I strip off my own pants and make a move to straddle jump him.
“Hold on, hold on, hold on,” he says.
Obeying, I grab his cock with both hands and pretend I’m swinging from it.
“Ohhhhh-oh-uh-ohhhh-ohhhhhhh!” That was my attempt at a Tarzan yell.
He freezes and looks down at me.
“What are you doing?”
“You said hold on.”
“Like… for a moment. Not to my dick.”
“Oh. Honest mistake.”
“Are you sure you’ve done this before? Because you’re starting to scare me.”
“Yes,” I say as I run my hands through his hair. “I swear on my life. Done it a whole bunch. There was Dan Patten, my high school boyfriend. He was my first, so you know, not so great. Then the Belgian exchange student guy I already told you about. Then Jimmy Lyons after my college freshman formal, oh gosh, and then Ron Warner for a solid two weeks during junior year, and ooooooh, then when I went abroad last spring to work on my thesis, of course, there was Jorge, and Jorge was—”
“Got it. I got it. No need for a full recap.”
“Alright, you asked, so.”
“Right. I won’t be doing that again.”
“Okay!” I say cheerily.
Then I realize why he asked me to hold on when he pulls a small square out of his wallet.
“Ooooh, it’s The Condom Moment. Hooray!” I clap my hands.
“The Condom Moment?”
“Yes. The Condom Moment can be so damn dramatic.”
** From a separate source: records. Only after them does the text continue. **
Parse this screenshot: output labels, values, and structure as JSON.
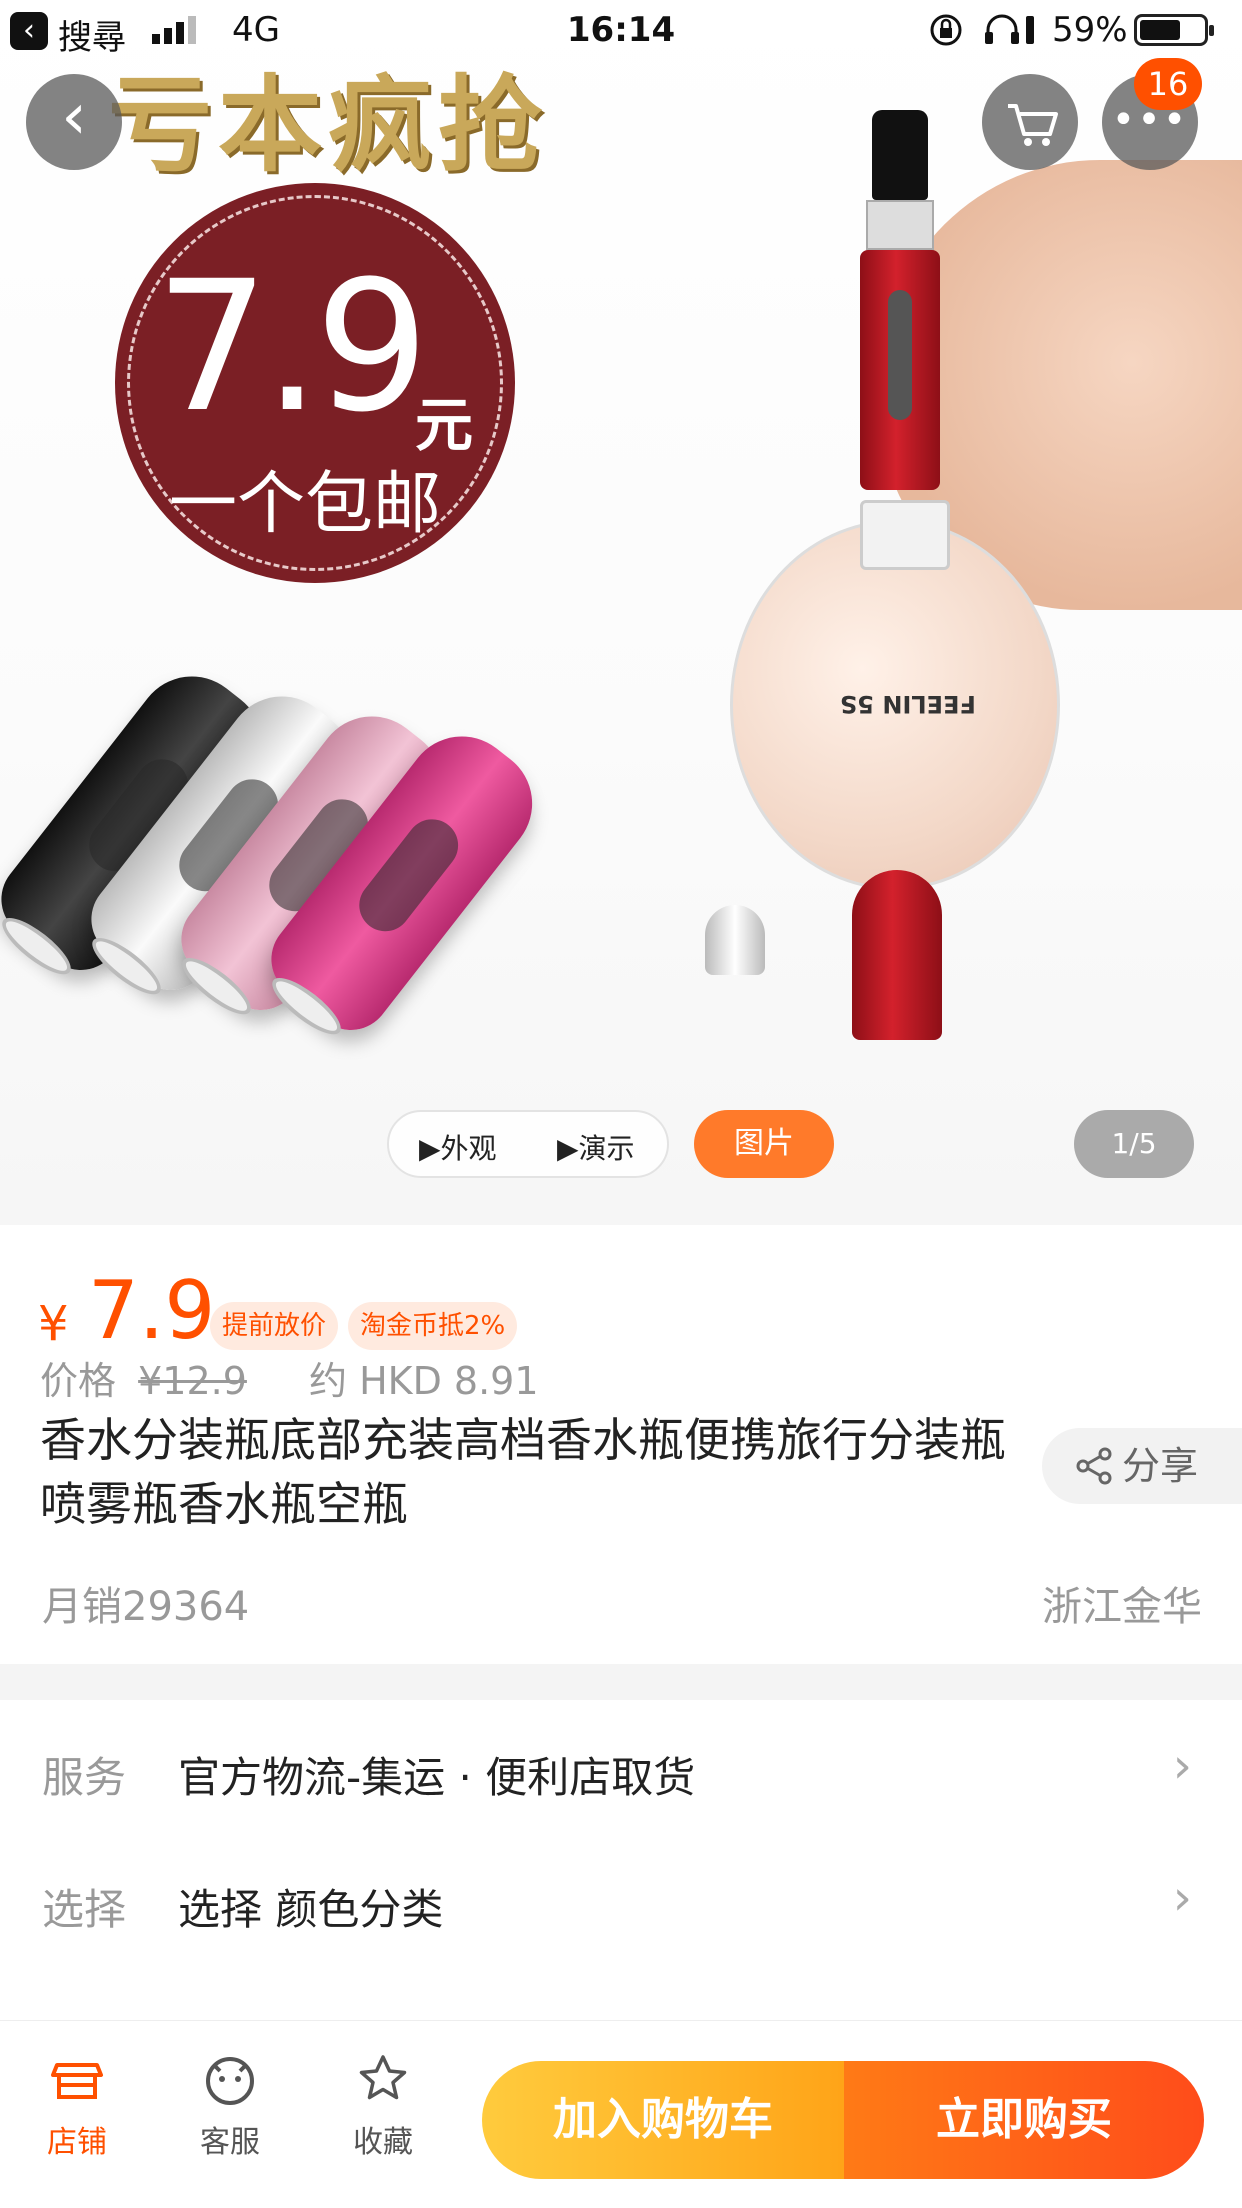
{
  "status_bar": {
    "back_app": "搜尋",
    "network": "4G",
    "time": "16:14",
    "battery_pct": "59%"
  },
  "hero": {
    "promo_banner": "亏本疯抢",
    "badge_price": "7.9",
    "badge_unit": "元",
    "badge_shipping": "一个包邮",
    "product_label": "FEELIN 5S",
    "cart_count": "16",
    "media_tabs": [
      "▶外观",
      "▶演示"
    ],
    "picture_tab": "图片",
    "pager": "1/5"
  },
  "product": {
    "currency": "¥",
    "price": "7.9",
    "tags": [
      "提前放价",
      "淘金币抵2%"
    ],
    "orig_label": "价格",
    "orig_price": "¥12.9",
    "hkd": "约 HKD 8.91",
    "title": "香水分装瓶底部充装高档香水瓶便携旅行分装瓶喷雾瓶香水瓶空瓶",
    "share": "分享",
    "monthly_sales": "月销29364",
    "location": "浙江金华"
  },
  "options": [
    {
      "label": "服务",
      "value": "官方物流-集运 · 便利店取货"
    },
    {
      "label": "选择",
      "value": "选择  颜色分类"
    }
  ],
  "bottom_bar": {
    "store": "店铺",
    "service": "客服",
    "favorite": "收藏",
    "add_to_cart": "加入购物车",
    "buy_now": "立即购买"
  },
  "colors": {
    "accent": "#ff5000",
    "cart_button": "#ffa418",
    "buy_button": "#ff4c1a"
  }
}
“I don’t know what you mean.”
“In romance novels, dude!” I say like it’s obvious.
“Oh. Can’t say I really read romance novels.”
“Me either! They’re total crap!” I blurt, completely negating my statement from a moment ago.
“This is the second time this topic has come up. Calliope, you do know it’s okay if you read romance novels, right?”
“I DON’T, THOUGH! GOSH!”
“Okay. Fine. You don’t.” He holds his hands up in defense, the foil packet glimmering in the dim light of the exhibit hall.
“However, my mother? My mother’s shelves are packed with them and always have been. It’s embarrassing. When I was a kid, I used to sneak them into my room when she wasn’t looking and flip through to find the naughty parts, and let me tell you, The Condom Moment is always a hoot!”
“How’s that?”
I’m about to tell him, but then I think better of it.
“You know what? I took a novel-writing class once, and they said over and over again ‘show, don’t tell.’ So let’s continue with the proceedings, and I’ll show you what I mean.”